Het plan B van Elio di Rupo en Philippe Moureaux verliest echter alle contact met de werkelijkheid waar het gaat over de zes faciliteitengemeenten in de Vlaamse Rand rond Brussel. Als er immers één ding is waar men internationaal als de dood voor is, dan wel referenda van gemeente tot gemeente om de lokale bevolking te vragen aan welke zijde van de grens zij zouden willen wonen. Als Frankrijk zoiets niet alleen zou toelaten, maar zelfs zou ondersteunen in de Zes, hoe zal het dan de organisatie van gelijkaardige referenda kunnen weigeren aan, bijvoorbeeld, de Republika Srpska of de Krajina, om over de Servische enclaves in Kosovo nog maar te zwijgen?

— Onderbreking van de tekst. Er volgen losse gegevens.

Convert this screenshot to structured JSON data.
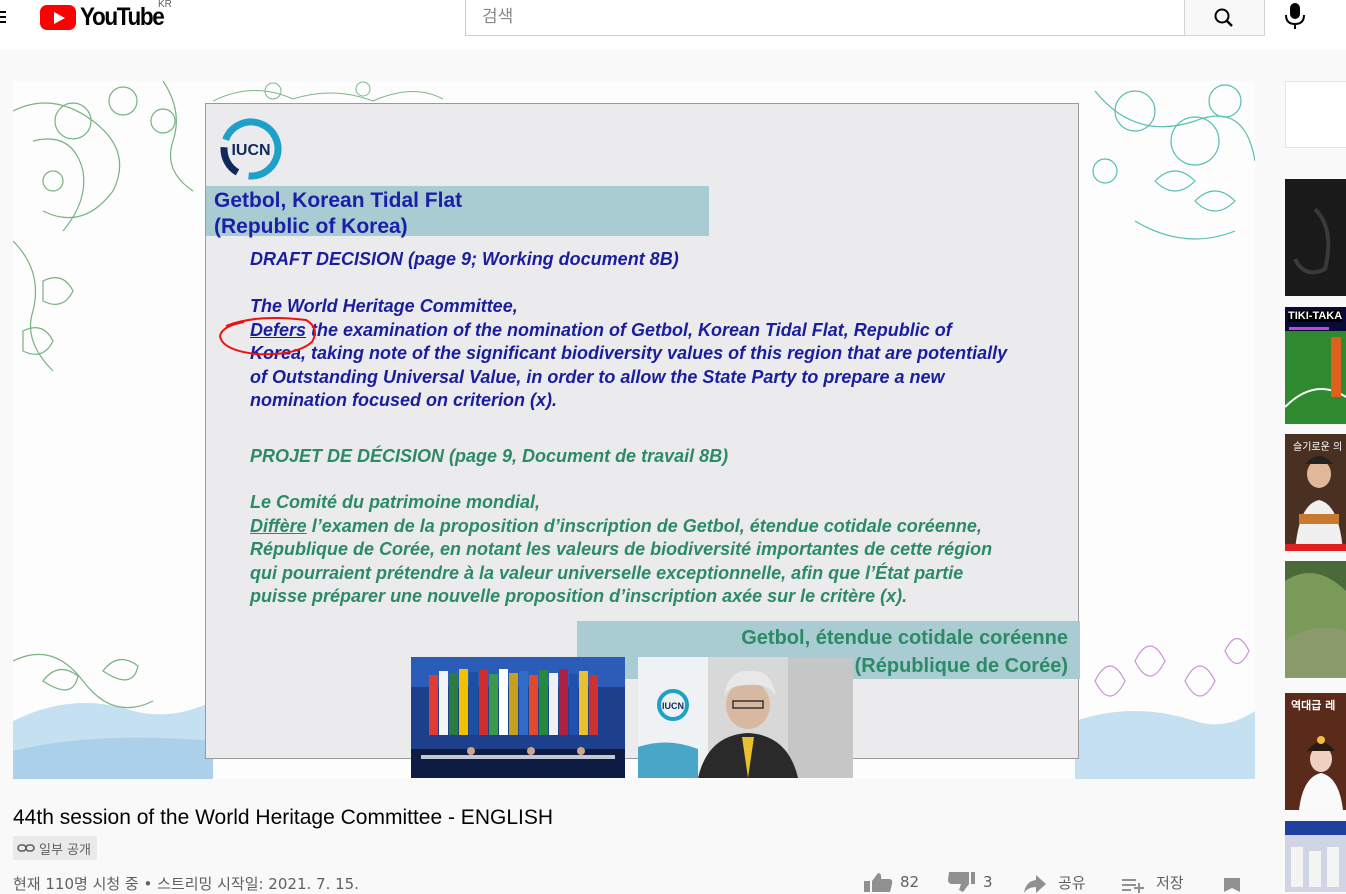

Was het trouwens Nicolas Sarkozy zelf niet die in de zomer van 2008 nog ging bemiddelen tussen Rusland en Georgië over Zuid-Ossetië en Abchazië? Na de aanhechting van de zes faciliteitengemeenten bij Frankrijk via gemeentelijke referenda zullen ze hem in het Kremlin graag nog een tweede keer zien langskomen om één en ander door te praten. Of hij in de Georgische hoofdstad Tbilisi nog even welkom zou zijn, is een andere vraag.
En zelfs als men in Parijs in eerste instantie de principes, die men anders met zoveel vuur verdedigd heeft, even overboord zou willen gooien omdat het hemd nu eenmaal nader is dan de rok, dan zijn er nog altijd Berlijn, Londen en Washington DC om de Franse politici bij de les te houden. En, laten we dat niet vergeten, Brussel zelf ook, als hoofdstad van de EU. Inderdaad, men kan van de Europese Unie zeggen wat men wil, maar ik kan me moeilijk voorstellen dat men er daar erg geïnteresseerd zou zijn om in de eigen achtertuin precedenten te scheppen die in een mum van tijd een heleboel internationale en diplomatieke problemen zouden kunnen creëren. Zelfs binnen de eigen grenzen van de Unie, met onder meer Hongaarse minderheden in zowat elk buurland van Hongarije, of de Noord-Ierse kwestie. Gaat men daar bijvoorbeeld ook per graafschap een referendum organiseren over aansluiting bij de Ierse republiek? Als ik Elio di Rupo en Philippe Moureaux één ding zou willen aanraden voor een geslaagde afscheuring van de Republika Blgska van Vlaanderen, dan wel dat ze alvast de plannetjes voor gemeentelijke referenda in de Zes onmiddellijk zouden opbergen. Nog maar een poging zo'n referendum te organiseren zou er immers onmiddellijk en definitief voor zorgen dat de internationale gemeenschap voor de opdeling van België niets anders meer zou aanvaarden dan de interne grenzen.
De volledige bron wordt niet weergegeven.